More to Read, So Much More

The University of Pennsylvania Press recently announced the contents of two journals with several intriguing articles, a couple of which I believe I read in draft as part of the Boston Area Early American History Seminar, which is about to start up again for this academic year.

In the fall 2012 issue of Early American Studies:
  • Mary Kelley, “‘While Pen, Ink & Paper Can Be Had’: Reading and Writing in a Time of Revolution.”
  • Karin Wulf, “Bible, King, and Common Law: Genealogical Literacies and Family History Practices in British America.”

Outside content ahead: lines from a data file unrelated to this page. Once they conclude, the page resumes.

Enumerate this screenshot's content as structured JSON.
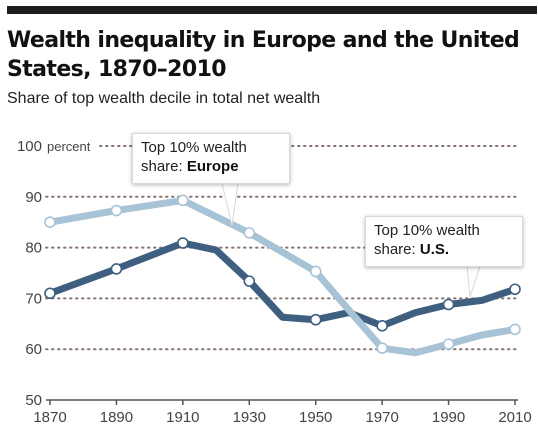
{
  "colors": {
    "europe": "#a9c3d6",
    "us": "#3e5f7f",
    "grid": "#8a7575",
    "axis": "#555555"
  },
  "header": {
    "title": "Wealth inequality in Europe and the United States, 1870–2010",
    "subtitle": "Share of top wealth decile in total net wealth"
  },
  "callouts": {
    "europe": {
      "line1": "Top 10% wealth",
      "prefix": "share: ",
      "name": "Europe"
    },
    "us": {
      "line1": "Top 10% wealth",
      "prefix": "share: ",
      "name": "U.S."
    }
  },
  "chart_data": {
    "type": "line",
    "title": "Wealth inequality in Europe and the United States, 1870–2010",
    "subtitle": "Share of top wealth decile in total net wealth",
    "unit": "percent",
    "xlim": [
      1870,
      2010
    ],
    "ylim": [
      50,
      100
    ],
    "x_ticks": [
      1870,
      1890,
      1910,
      1930,
      1950,
      1970,
      1990,
      2010
    ],
    "y_ticks": [
      50,
      60,
      70,
      80,
      90,
      100
    ],
    "grid": "horizontal dotted",
    "series": [
      {
        "name": "Europe",
        "x": [
          1870,
          1890,
          1910,
          1930,
          1950,
          1960,
          1970,
          1980,
          1990,
          2000,
          2010
        ],
        "y": [
          85,
          87.3,
          89.3,
          82.9,
          75.3,
          67.7,
          60.2,
          59.3,
          61,
          62.8,
          63.9
        ],
        "markers": [
          1870,
          1890,
          1910,
          1930,
          1950,
          1970,
          1990,
          2010
        ]
      },
      {
        "name": "U.S.",
        "x": [
          1870,
          1890,
          1910,
          1920,
          1930,
          1940,
          1950,
          1960,
          1970,
          1980,
          1990,
          2000,
          2010
        ],
        "y": [
          71,
          75.8,
          80.9,
          79.5,
          73.4,
          66.3,
          65.8,
          67.2,
          64.6,
          67.2,
          68.8,
          69.6,
          71.8
        ],
        "markers": [
          1870,
          1890,
          1910,
          1930,
          1950,
          1970,
          1990,
          2010
        ]
      }
    ]
  }
}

  • Christopher M. Parsons and Kathleen S. Murphy, “Ecosystems under Sail: Specimen Transport in the Eighteenth-Century French and British Atlantics”

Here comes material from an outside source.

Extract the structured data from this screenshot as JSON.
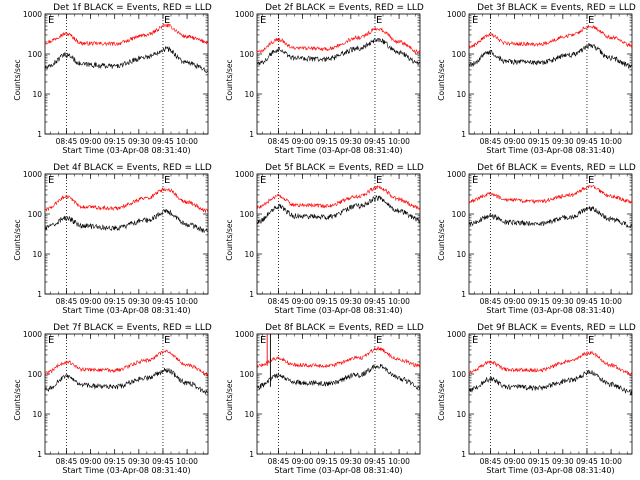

  • Kelly Wisecup, “Medicine, Communication, and Authority in Samson Occom’s Herbal.”
  • Sarah Fatherly, “Tending the Army: Women and the British General Hospital in North America, 1754–1763”
  • Michael Hoberman, “‘Under Their Captivity & Dispersion’: The Story of Boston’s First Jewish Business Venture.” (I recently noted a lecture by Prof. Hoberman.)

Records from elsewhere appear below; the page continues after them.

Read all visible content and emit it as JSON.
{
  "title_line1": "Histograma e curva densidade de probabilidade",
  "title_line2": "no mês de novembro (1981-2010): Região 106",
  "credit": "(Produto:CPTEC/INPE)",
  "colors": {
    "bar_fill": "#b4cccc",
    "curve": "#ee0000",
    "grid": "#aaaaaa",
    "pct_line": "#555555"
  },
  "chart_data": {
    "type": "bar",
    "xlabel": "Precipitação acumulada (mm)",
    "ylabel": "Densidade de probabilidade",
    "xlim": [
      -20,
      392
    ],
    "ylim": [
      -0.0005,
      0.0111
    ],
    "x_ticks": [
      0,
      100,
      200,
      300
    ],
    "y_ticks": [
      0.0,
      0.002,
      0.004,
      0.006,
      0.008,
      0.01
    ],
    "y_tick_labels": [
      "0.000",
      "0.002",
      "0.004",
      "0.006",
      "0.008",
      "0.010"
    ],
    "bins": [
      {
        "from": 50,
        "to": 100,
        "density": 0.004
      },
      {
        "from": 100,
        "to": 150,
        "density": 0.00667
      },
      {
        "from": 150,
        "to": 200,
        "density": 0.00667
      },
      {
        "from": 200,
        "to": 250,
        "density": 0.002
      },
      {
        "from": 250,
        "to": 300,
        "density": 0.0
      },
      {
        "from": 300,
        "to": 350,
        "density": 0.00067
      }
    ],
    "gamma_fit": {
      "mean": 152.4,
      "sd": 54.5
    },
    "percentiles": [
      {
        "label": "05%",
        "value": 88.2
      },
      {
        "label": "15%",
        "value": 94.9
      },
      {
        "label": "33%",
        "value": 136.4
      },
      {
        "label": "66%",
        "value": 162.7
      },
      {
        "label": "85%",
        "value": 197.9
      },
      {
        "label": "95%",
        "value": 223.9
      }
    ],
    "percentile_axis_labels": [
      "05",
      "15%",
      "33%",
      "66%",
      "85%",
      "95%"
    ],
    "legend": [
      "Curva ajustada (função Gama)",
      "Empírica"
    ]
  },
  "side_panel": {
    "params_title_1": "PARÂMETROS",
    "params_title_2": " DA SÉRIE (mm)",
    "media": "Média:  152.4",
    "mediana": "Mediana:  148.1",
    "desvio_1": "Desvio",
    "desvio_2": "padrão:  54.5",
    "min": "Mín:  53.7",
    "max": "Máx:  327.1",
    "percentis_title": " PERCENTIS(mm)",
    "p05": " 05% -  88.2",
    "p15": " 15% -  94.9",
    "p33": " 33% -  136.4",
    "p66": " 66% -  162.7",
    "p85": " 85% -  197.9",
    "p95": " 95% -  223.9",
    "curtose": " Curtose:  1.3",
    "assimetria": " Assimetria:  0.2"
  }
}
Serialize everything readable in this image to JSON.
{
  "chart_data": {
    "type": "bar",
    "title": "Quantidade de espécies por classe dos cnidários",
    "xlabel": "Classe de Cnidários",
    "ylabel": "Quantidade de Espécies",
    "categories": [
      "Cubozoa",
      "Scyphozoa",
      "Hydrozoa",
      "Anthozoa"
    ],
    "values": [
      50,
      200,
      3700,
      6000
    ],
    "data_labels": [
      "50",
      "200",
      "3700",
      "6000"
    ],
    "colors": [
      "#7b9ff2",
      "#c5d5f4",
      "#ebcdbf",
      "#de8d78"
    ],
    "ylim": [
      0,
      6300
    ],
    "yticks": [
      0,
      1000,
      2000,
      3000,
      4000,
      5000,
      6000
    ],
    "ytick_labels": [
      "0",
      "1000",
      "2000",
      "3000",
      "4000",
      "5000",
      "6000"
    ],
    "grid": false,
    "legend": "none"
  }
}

  • Jasper M. Trautsch, “‘Mr. Madison’s War’ or the Dynamic of Early American Nationalism?”
And in the fall 2012 issue of The Journal of the Early Republic:
  • Gloria L. Main, “Women on the Edge: Life at Street Level in the Early Republic.”
  • Ruth Wallis Herndon, “Poor Women and the Boston Almshouse in the Early Republic.”
  • Monique Bourque, “Women and Work in the Philadelphia Almshouse, 1790–1840.”
  • three more articles about poor American women in the early nineteenth century.
The latter also includes reviews of Contesting Slavery: The Politics of Bondage and Freedom in the
New Nation; Whose American Revolution Was It?: Historians Interpret the Founding; Liberty’s Exiles: American Loyalists in the Revolutionary World; The Limits of Optimism: Thomas Jefferson’s Dualistic Enlightenment; Jonathan Fisher of Blue Hill, Maine: Commerce, Culture, and Community on the Eastern Frontier; A Place in History: Albany in the Age of the Revolution, 1775–1825; and more.